I have felt for a long time as if I was in a cocoon…and I guess for good reason. We spent our early years moving every few years, as my husband’s career flourished. I got used to moving. Then we settled in the Boston area and only moved from one suburb to another…we actually lived 15 years in the same house. And then my mother-in-law died, leaving my then-96yo dad-in-law living alone in the assisted living apartment. We spent a few months doing the MA to ME run on weekends and holidays, but we knew that couldn’t be sustained. SO, we decided to talk to a real estate agent about putting our house on the market in the summer, after we had had a chance to spruce up our aging gem. THEN the universe decided to throw us a huge curve ball. I exchanged a couple of emails with a real estate agent to get an idea of what to expect. But before I ever had a chance to meet her, she sold our house! Well, kind of…a fellow agent had a client who needed to purchase a house in our neighborhood and needed to find said house the next weekend. She asked if we could show the house, AS-IS, the next weekend. We showed it on a Saturday, got an offer on a Sunday, and accepted on Monday… and we were packed, loaded into a truck and moved, all in under 2 months.
And then I was living amidst boxes in a tiny new town, hours away from my friends and my theater group and my job, having as my new job something for which I am completely unsuited…dealing with my in-laws’ belongings, which filled the house into which we had moved…and then unpacking and organizing the boxes of our own belongings into the house. I am really good at unpacking…but please don’t ask me where to put things, how to organize a room, how to arrange a house. Even worse, I was doing it alone, as husband got called away for work…he left me the day we moved into the little house and came home three weeks later, shocked at how little I had accomplished. Oh, and need I add that during much of those three weeks, I was without telephone, TV or internet…PBS radio was my lifeline to the outside world.

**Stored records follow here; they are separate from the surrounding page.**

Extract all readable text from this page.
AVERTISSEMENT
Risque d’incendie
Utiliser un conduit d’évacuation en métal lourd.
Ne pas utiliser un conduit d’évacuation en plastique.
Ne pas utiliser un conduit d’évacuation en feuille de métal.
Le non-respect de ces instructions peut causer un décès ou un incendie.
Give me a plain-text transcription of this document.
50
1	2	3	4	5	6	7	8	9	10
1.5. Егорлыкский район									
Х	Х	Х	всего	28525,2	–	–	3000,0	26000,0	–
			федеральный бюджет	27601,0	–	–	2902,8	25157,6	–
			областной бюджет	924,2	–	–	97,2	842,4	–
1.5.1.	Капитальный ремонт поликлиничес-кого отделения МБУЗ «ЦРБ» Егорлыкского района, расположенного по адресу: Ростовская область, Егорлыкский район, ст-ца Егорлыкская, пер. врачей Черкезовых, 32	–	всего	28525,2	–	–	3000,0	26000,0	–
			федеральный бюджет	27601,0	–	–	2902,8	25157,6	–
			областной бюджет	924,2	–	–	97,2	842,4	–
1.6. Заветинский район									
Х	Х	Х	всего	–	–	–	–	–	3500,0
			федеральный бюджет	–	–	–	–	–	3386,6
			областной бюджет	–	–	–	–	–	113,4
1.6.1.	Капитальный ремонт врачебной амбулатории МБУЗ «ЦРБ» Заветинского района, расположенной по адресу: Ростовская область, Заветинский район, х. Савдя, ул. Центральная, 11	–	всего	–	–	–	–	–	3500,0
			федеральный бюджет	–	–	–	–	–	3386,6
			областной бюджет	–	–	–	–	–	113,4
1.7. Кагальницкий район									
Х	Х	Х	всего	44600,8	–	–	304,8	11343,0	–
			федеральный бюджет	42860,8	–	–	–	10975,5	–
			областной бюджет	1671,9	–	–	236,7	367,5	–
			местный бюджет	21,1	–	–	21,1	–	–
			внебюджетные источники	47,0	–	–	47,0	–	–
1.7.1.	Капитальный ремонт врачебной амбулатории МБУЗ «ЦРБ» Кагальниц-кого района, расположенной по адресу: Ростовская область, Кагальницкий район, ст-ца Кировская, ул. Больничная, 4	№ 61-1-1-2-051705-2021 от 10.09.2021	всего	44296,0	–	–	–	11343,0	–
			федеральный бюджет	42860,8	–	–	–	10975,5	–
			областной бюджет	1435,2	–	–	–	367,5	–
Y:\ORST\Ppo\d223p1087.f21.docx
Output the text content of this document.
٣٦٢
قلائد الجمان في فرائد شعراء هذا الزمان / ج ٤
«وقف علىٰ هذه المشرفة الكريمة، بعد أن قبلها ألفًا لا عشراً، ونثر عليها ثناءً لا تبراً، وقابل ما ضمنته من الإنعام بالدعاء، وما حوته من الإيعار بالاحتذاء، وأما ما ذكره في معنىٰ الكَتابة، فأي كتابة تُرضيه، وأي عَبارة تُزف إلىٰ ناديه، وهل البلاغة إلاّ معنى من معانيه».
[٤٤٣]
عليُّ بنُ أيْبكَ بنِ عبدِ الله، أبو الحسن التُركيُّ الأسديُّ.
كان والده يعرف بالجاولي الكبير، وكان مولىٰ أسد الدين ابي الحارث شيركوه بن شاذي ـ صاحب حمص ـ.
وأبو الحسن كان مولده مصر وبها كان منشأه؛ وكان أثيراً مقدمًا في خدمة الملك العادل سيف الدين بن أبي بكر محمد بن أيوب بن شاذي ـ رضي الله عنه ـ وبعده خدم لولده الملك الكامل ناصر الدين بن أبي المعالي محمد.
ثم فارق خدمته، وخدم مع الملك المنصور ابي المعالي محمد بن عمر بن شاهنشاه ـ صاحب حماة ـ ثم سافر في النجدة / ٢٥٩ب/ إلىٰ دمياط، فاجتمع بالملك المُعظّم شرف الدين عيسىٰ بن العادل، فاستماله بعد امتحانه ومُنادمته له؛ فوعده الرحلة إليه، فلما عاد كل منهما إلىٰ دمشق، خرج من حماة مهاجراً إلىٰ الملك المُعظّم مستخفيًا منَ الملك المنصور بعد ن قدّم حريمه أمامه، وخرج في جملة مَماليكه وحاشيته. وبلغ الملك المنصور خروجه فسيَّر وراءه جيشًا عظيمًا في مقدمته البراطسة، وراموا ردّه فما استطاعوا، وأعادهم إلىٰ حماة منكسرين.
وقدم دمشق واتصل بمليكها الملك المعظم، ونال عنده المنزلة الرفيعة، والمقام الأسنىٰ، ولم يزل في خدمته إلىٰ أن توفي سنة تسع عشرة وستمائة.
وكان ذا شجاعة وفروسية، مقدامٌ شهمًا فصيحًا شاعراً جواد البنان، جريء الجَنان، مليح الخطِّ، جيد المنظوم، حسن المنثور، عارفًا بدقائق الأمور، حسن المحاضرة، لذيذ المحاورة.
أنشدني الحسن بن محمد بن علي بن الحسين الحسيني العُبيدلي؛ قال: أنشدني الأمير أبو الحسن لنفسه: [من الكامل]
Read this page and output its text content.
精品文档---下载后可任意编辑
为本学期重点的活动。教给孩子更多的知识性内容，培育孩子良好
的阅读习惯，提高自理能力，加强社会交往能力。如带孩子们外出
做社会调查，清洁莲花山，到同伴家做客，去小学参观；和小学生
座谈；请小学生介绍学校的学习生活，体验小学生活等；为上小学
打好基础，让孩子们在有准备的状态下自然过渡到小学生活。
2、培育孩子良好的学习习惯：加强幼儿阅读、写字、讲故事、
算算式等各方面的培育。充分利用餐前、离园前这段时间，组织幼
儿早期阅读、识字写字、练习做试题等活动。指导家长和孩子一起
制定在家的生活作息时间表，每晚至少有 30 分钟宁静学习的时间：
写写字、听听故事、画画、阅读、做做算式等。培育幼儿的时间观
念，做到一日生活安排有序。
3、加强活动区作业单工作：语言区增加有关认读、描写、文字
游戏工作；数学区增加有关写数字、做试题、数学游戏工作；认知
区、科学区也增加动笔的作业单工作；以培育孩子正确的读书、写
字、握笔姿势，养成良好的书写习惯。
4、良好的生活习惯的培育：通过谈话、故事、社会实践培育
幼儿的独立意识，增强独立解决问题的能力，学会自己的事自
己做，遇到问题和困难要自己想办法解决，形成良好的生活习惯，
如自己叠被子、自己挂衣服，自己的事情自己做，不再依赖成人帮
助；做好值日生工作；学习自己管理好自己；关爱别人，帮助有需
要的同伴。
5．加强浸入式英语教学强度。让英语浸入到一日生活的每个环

Now, nearly two years later, we are still tossing tossing tossing, trying to fit ourselves into this compact living space…but it is home, it is happy, it is ours. We added a puppy to our family, giving me much-needed company when hus is on the road. My dad-in-law passed away in September, so there are no more Wednesday dinners and Sunday brunches at the assisted living place. Two different groups of girlfriends came to visit, stirring up in me the memory of what it feels like to have friends, to have hobbies, to have a life.
And then, in November of last year, I went to my Town Hall to vote and the Director of the Board of Library Trustees was there to show off plans for the new library. I glanced at the plans and noticed there seemed to be a lot of community space in the proposed building. She and I chatted about possibilities for use of those spaces, including playreading and theater classes. She took my name and email address…two days later, I got a call from the head volunteer at the library, asking if I wanted to volunteer. I said yes, was put on the schedule and started work the next week. And POOF! I was happy. I was happy while I was working, but more importantly, I was happier when I got home. I am learning lots about the tiny town I now inhabit and there is no better place than the front desk of the local library to meet my neighbors. I don’t feel as alone as I did, all because of 2-3 hours a week spent at the library.
I am one of those really weird people who appears quite extroverted, but who is actually very shy…friends are often surprised to hear how unsure I really am of my own self worth. Left to my own devices, I love my cocoon. That isn’t healthy, though, and I am always on the lookout for opportunities to change. This is turned into a great opportunity and I’m eager to embrace it with vigor!